Do people prefer being replaced by a robot over being replaced by a human?

November 2019: We are compiling summaries of state-of-the-art research in ethics at the frontier of technology, following the theme of our 2019 Susilo Symposium. Today, we review insights on robotic job replacement from Armin Granulo, Christoph Fuchs (both from Technical University of Munich) and Stefano Puntoni (Erasmus University Rotterdam).

Given the advances in artificial intelligence and robotics, organizations are increasingly able to replace human workers with machines and algorithms. Across the OECD countries, 9% of the jobs are automatable and new technologies could affect millions of workers in different occupations. While there is an intense debate about this development in the business world, little is known about how workers react to this change.

Granulo and his colleagues conducted research exploring the psychological reactions to being replaced by a robot or a human. In several online and laboratory experiments, participants were randomly assigned to one of two experimental conditions.

In the “other-perspective” condition, participants read a scenario in which a firm needed to cut costs and therefore had the option to replace existing employees either by new employees or by robots. The majority of respondents preferred other employees to be replaced by human workers rather than robots.

In the “self-perspective” condition, participants adopted the perspective of the employee about to lose their jobs. When respondents read that they could be replaced in their own jobs, the majority preferred to be replaced by a robot rather than by another human worker.

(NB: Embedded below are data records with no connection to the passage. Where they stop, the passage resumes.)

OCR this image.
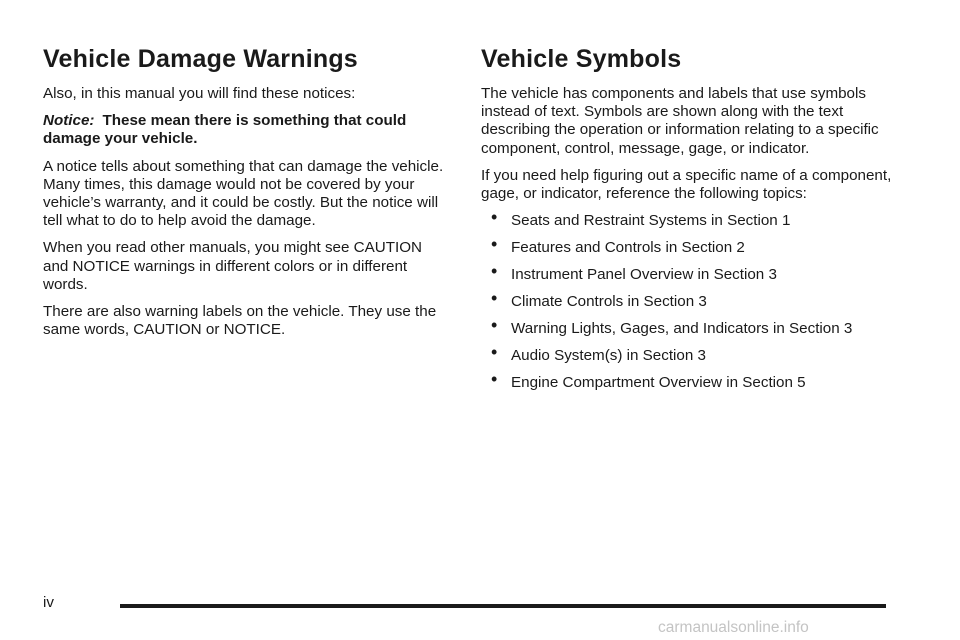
Vehicle Damage Warnings

Also, in this manual you will find these notices:

Notice: These mean there is something that could damage your vehicle.

A notice tells about something that can damage the vehicle. Many times, this damage would not be covered by your vehicle’s warranty, and it could be costly. But the notice will tell what to do to help avoid the damage.

When you read other manuals, you might see CAUTION and NOTICE warnings in different colors or in different words.

There are also warning labels on the vehicle. They use the same words, CAUTION or NOTICE.

Vehicle Symbols

The vehicle has components and labels that use symbols instead of text. Symbols are shown along with the text describing the operation or information relating to a specific component, control, message, gage, or indicator.

If you need help figuring out a specific name of a component, gage, or indicator, reference the following topics:

• Seats and Restraint Systems in Section 1
• Features and Controls in Section 2
• Instrument Panel Overview in Section 3
• Climate Controls in Section 3
• Warning Lights, Gages, and Indicators in Section 3
• Audio System(s) in Section 3
• Engine Compartment Overview in Section 5
iv
carmanualsonline.info
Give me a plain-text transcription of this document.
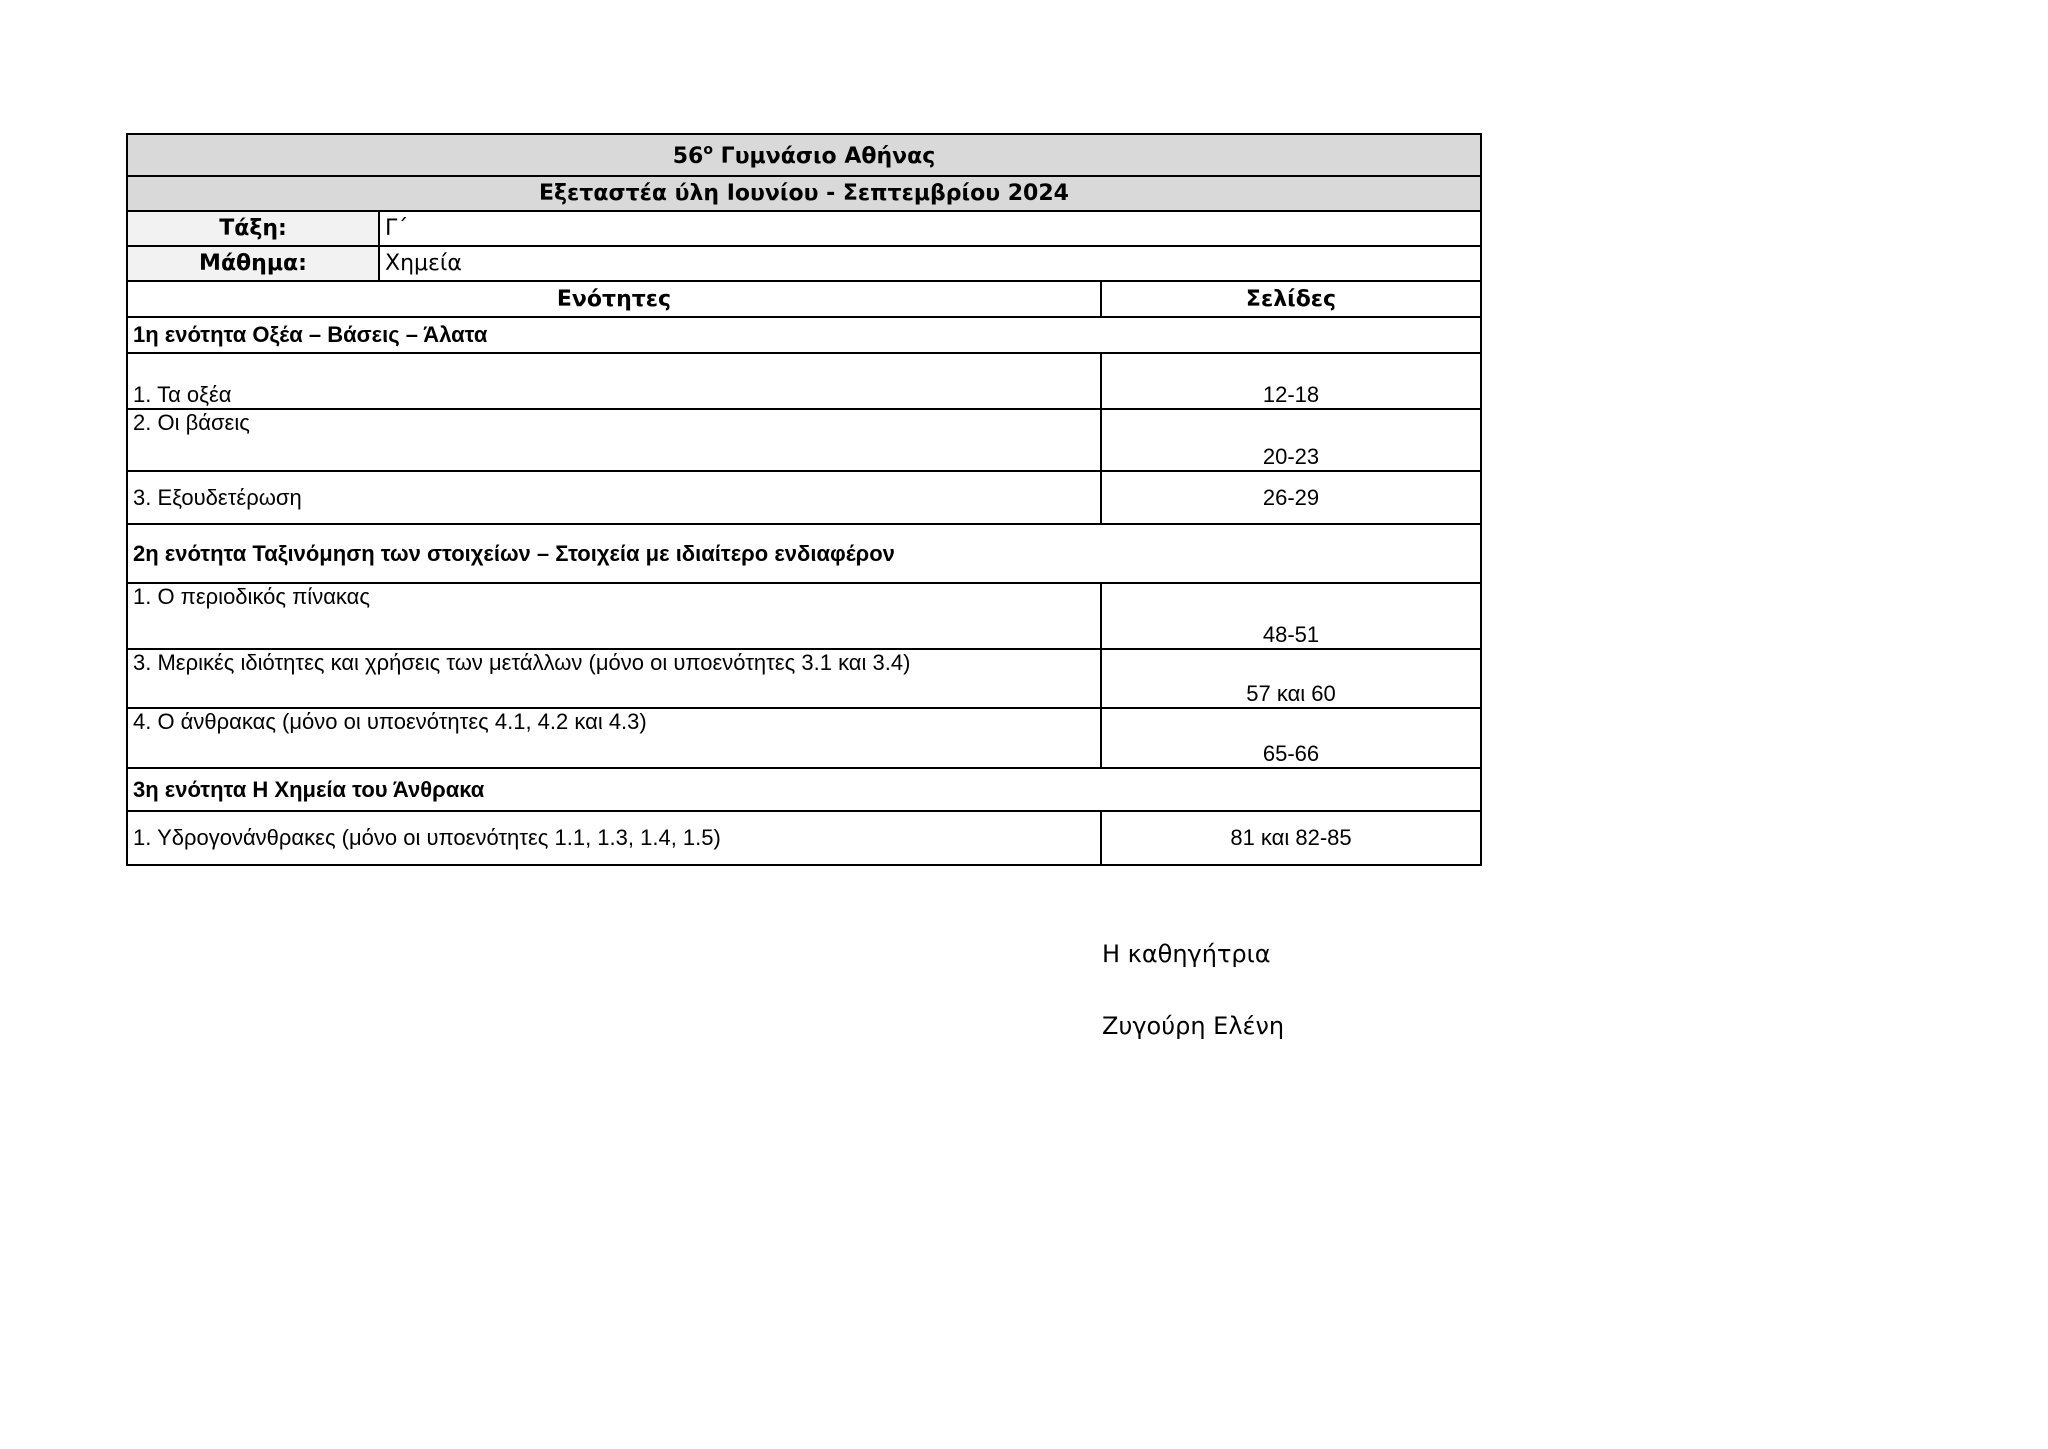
$56^o$ Γυμνάσιο Αθήνας		
Εξεταστέα ύλη Ιουνίου - Σεπτεμβρίου 2024		
Τάξη:	Γ΄	
Μάθημα:	Χημεία	
Ενότητες		Σελίδες
1η ενότητα Οξέα – Βάσεις – Άλατα		
1. Τα οξέα		12-18
2. Οι βάσεις		20-23
3. Εξουδετέρωση		26-29
2η ενότητα Ταξινόμηση των στοιχείων – Στοιχεία με ιδιαίτερο ενδιαφέρον		
1. Ο περιοδικός πίνακας		48-51
3. Μερικές ιδιότητες και χρήσεις των μετάλλων (μόνο οι υποενότητες 3.1 και 3.4)		57 και 60
4. Ο άνθρακας (μόνο οι υποενότητες 4.1, 4.2 και 4.3)		65-66
3η ενότητα Η Χημεία του Άνθρακα		
1. Υδρογονάνθρακες (μόνο οι υποενότητες 1.1, 1.3, 1.4, 1.5)		81 και 82-85
Η καθηγήτρια
Ζυγούρη Ελένη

The thought of being replaced by a robot (rather than a human) generates a conflict by simultaneously reducing self-threat while increasing future economic concerns. The authors consistently find that the feelings of self-threat are stronger than future economic concerns. This result elucidates the preference reversal in the experiment since the feelings of self-threat are more salient when the situation is self-relevant (versus relevant to someone else).

Granulo and his colleagues recommend policymakers to design unemployment interventions targeted at retraining and upgrading skills: “such retraining interventions could not only provide workers with new skills that are difficult to automate but could also alleviate feelings of future economic concerns by reducing perceptions of skill obsolescence” (Granulo et al. 2019, p1067).

The published academic paper can be found here:

Granulo, Armin, Christoph Fuchs, and Stefano Puntoni (2019), Psychological reactions to human versus robotic job replacement. Nature Human Behaviour, 3, 1062-1069.